1755-11-14, de Voltaire [François Marie Arouet] à Jean Robert Tronchin.

J'ay écrità monsieur de la Marche mon cher monsieur, et je l'ay bien tendrement remercié des bontez dont il vous a fait confidence pour moy.
J'ay reçu vos nouvaux bienfaits en caffé et en ognons. Si vous nous envoyez du vin, il faudra donc que Monsieur Cathala ait la bonté de nous le garder chez luy, et de faire remplir les tonnaux. Nous l'en supplierons, et nous vous prierons de vouloir bien l'en charger. Car nous comptons aller incessamment à Monrion pour tout l'hiver. Me voylà àprésent avec quatre jardiniers, sans pouvoir encor parvenir à faire un jardin. J'espère pourtant venir à bout d'établir la réputation des Délices. Elles sont actuellement couvertes de neige. Elles seront à mon retour couvertes de fleurs et de fruits, en état de vous recevoir.

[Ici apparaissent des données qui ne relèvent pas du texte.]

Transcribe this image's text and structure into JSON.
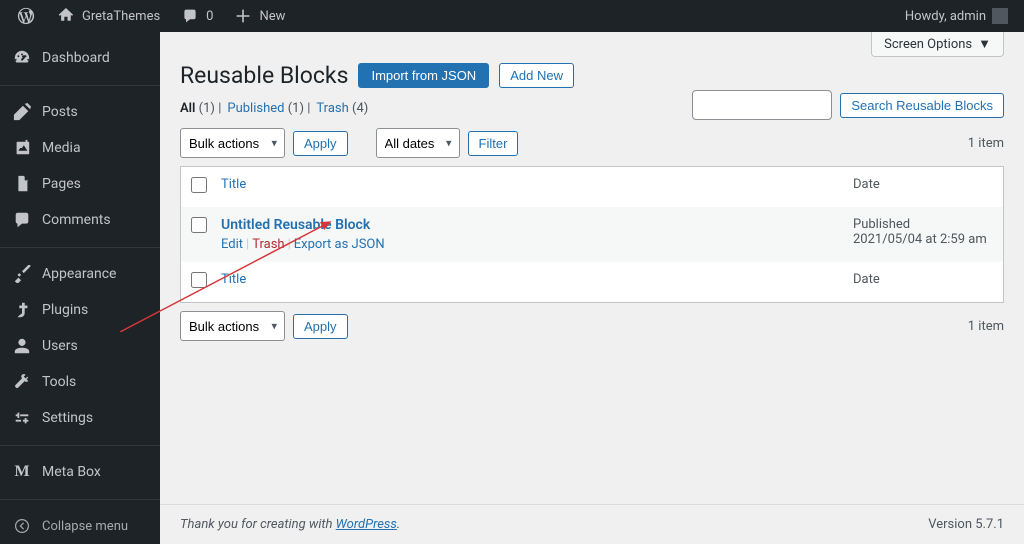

Madame Denis vous importune aussi et prend des libertez. Elle voudrait une demi douzaine de bouteilles de la meilleure eau de lavande, quelques bons sachets de Montpellier qui embaument les Délices, et deux bouteilles d'eau de fleur d'orange. Vous direz que nous sommes des importuns bien voluptueux, mais vous nous pardonerez. Est il vrai que les jésuites ont élu un de leurs pères Roy du Paraguai? et que ce Roy s'appelle Nicolas? Un damné d'hérétique a fait des vers à l'honneur de ce nouveau roy, les voicy:

Du bon Nicolas premier,
Le ciel bénisse l'empire,
Et qu'il luy daigne octroier
Ainsi qu'à son ordre entier
La couronne du martire.

On dit que les anglais ont été huit jours complets sans prendre de nos vaissaux, est il possible? Cadix va bien mal. Je vous embrasse de tout mon cœur.

V.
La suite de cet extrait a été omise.